Afrin : Toute intervention militaire turque ouvrirait un nouveau chapitre de la guerre en Syrie (PCF)
L'enclave kurde d'Afrin en Syrie est en danger. Les forces turques bombardent depuis plusieurs jours maintenant ce territoire et une invasion est imminente. Le président turc, R.T.
Erdogan, de plus en plus isolé sur la scène internationale, a juré la perte de l'expérience démocratique kurde du nord de la Syrie (Rojava) dont les combattants ont été au premier rang dans la lutte contre l'organisation de l'Etat islamique.
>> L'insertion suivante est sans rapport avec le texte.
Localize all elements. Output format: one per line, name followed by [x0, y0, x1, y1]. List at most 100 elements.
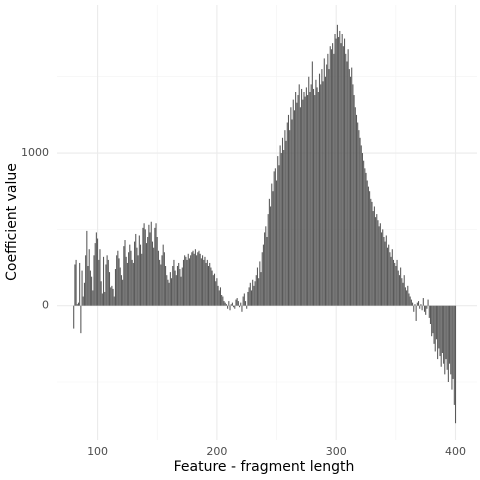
bar [341, 34, 343, 306]
bar [304, 96, 306, 306]
bar [197, 252, 199, 306]
bar [421, 305, 423, 311]
bar [192, 250, 194, 306]
bar [163, 252, 165, 306]
bar [287, 114, 290, 306]
bar [397, 270, 399, 306]
bar [171, 278, 173, 306]
bar [215, 281, 217, 306]
bar [352, 84, 354, 306]
bar [97, 238, 99, 306]
bar [185, 256, 187, 306]
bar [410, 299, 412, 306]
bar [83, 282, 85, 306]
bar [334, 34, 336, 306]
y-tick-label: 0 [42, 299, 49, 312]
bar [429, 305, 432, 324]
bar [289, 130, 291, 306]
bar [194, 249, 196, 306]
bar [259, 261, 261, 306]
bar [91, 276, 93, 306]
bar [296, 102, 298, 306]
bar [454, 305, 457, 424]
bar [327, 53, 329, 306]
bar [266, 237, 268, 306]
bar [128, 252, 130, 306]
bar [117, 250, 119, 306]
bar [358, 130, 360, 306]
bar [434, 305, 436, 352]
bar [254, 281, 256, 306]
bar [339, 30, 341, 306]
bar [357, 122, 359, 306]
bar [262, 244, 264, 306]
bar [261, 252, 263, 306]
bar [437, 305, 439, 360]
bar [134, 241, 136, 306]
bar [151, 241, 153, 306]
bar [389, 252, 391, 306]
bar [153, 247, 155, 306]
bar [267, 214, 269, 306]
bar [172, 266, 174, 306]
bar [360, 145, 362, 306]
bar [150, 221, 152, 306]
bar [270, 206, 272, 306]
bar [297, 95, 299, 306]
bar [106, 255, 108, 306]
x-tick-label: 400 [445, 445, 466, 458]
bar [345, 53, 347, 306]
bar [299, 107, 301, 306]
bar [320, 84, 322, 306]
bar [265, 226, 267, 306]
bar [390, 256, 392, 306]
bar [365, 172, 367, 306]
bar [87, 266, 89, 306]
x-tick-label: 100 [87, 445, 108, 458]
bar [206, 259, 208, 306]
bar [329, 46, 331, 306]
bar [298, 84, 300, 306]
bar [400, 267, 402, 306]
bar [432, 305, 434, 334]
bar [165, 266, 167, 306]
bar [268, 198, 270, 306]
bar [392, 259, 395, 306]
bar [391, 249, 393, 306]
bar [249, 282, 251, 306]
bar [382, 229, 384, 306]
bar [335, 38, 337, 306]
bar [378, 226, 380, 306]
bar [290, 107, 292, 306]
bar [419, 305, 421, 309]
bar [451, 305, 453, 390]
bar [207, 266, 210, 306]
bar [230, 304, 232, 306]
bar [212, 275, 214, 306]
bar [131, 259, 133, 306]
bar [440, 305, 442, 367]
bar [279, 145, 281, 306]
bar [210, 267, 212, 306]
bar [130, 250, 132, 306]
bar [217, 285, 219, 306]
bar [450, 305, 452, 375]
bar [111, 285, 113, 306]
bar [407, 285, 409, 306]
bar [159, 259, 161, 306]
bar [307, 95, 309, 306]
bar [229, 305, 231, 311]
bar [303, 92, 305, 306]
bar [277, 156, 279, 306]
bar [274, 168, 276, 306]
bar [95, 232, 97, 306]
bar [219, 287, 222, 306]
bar [107, 259, 109, 306]
bar [94, 243, 96, 306]
bar [113, 296, 115, 306]
bar [190, 255, 192, 306]
bar [349, 76, 352, 306]
bar [324, 76, 327, 306]
bar [102, 256, 105, 306]
bar [157, 250, 159, 306]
R.T. Erdogan, après avoir soutenu les groupes djihadistes, menace de semer à nouveau la violence dans une Syrie déjà meurtrie.
La France qui recevait, voici quelques jours, le président turc, l'Union européenne, mais aussi les pays engagés dans la coalition, les Nations unies doivent, dans l'urgence, peser de tout leur poids pour dissuader la Turquie de poursuivre dans cette voie qui ne ferait qu'ouvrir un chapitre supplémentaire à la guerre qui déchire la Syrie.
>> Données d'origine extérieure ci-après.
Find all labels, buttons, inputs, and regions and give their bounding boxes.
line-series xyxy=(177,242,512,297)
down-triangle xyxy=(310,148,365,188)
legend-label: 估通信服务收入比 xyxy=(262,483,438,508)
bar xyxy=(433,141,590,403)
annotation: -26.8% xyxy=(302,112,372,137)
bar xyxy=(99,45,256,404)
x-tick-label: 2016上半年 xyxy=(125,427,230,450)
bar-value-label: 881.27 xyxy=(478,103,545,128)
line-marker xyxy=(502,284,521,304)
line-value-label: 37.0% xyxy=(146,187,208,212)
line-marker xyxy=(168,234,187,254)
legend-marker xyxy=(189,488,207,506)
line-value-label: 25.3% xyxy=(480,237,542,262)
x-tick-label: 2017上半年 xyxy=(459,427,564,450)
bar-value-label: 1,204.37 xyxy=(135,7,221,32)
Le Parti communiste français (PCF) en appelle au président de la République, Emmanuel Macron, et à toutes les forces démocratiques, pour s'élever contre cette nouvelle agression turque contre le peuple kurde et l'intégrité territoriale de la Syrie.
Parti communiste français
Paris, le 19 janvier 2018
AFRIN : STOPPONS L’AGRESSION CRIMINELLE DE LA TURQUIE
La Turquie vient de lancer une sauvage agression dans le canton d’Afrin (Syrie) peuplé de Kurdes, d’Assyro-Chaldéens et d’Arabes. Les tirs d’artillerie, les bombardements de l’aviation ont ce dimanche 21 janvier 2018 fait 8 morts parmi les civils et de nombreux blessés. L’offensive s’est concentrée sur la ville d’Afrin, des villages environnants et un camp de réfugiés. Les forces turques présentent au sol encadrent plus d’un millier de djihadistes issus d’Al Nosra ou d’Al Qaïda.
La Turquie tente par tous les moyens d’instaurer la terreur contre un peuple qui n’a jamais constitué le moindre danger pour Ankara si ce n’est de tenter de bâtir une société démocratique et pacifique.
Cette invasion ouvre un nouveau chapitre de la guerre en Syrie alors que la lutte contre l’État Islamique semblait arriver à son terme. Les Kurdes ont joué, aux côtés de la coalition, un rôle déterminant dans l’éradication de la barbarie obscurantiste. La Turquie sème le chaos dans une Syrie déjà meurtrie par 7 années de guerre et viole la souveraineté d’un État souverain.
Le Parti Communiste Français condamne cette agression, appelle à la mobilisation et à l’union de toutes les forces démocratiques afin d’exprimer notre solidarité avec les populations d’Afrin.
À la demande de la France, le Conseil de Sécurité des Nations Unies se réunira en urgence le 22 janvier 2018. La France, l’Union Européenne, les membres de la coalition doivent condamner l’invasion turque, exiger l’arrêt des combats et le retrait immédiat des forces d’occupation.
Comme pour le Kurdistan Irakien, le nord de la Syrie doit être placé sous protection des Nations Unies, seul moyen d’assurer la sécurité des populations civiles.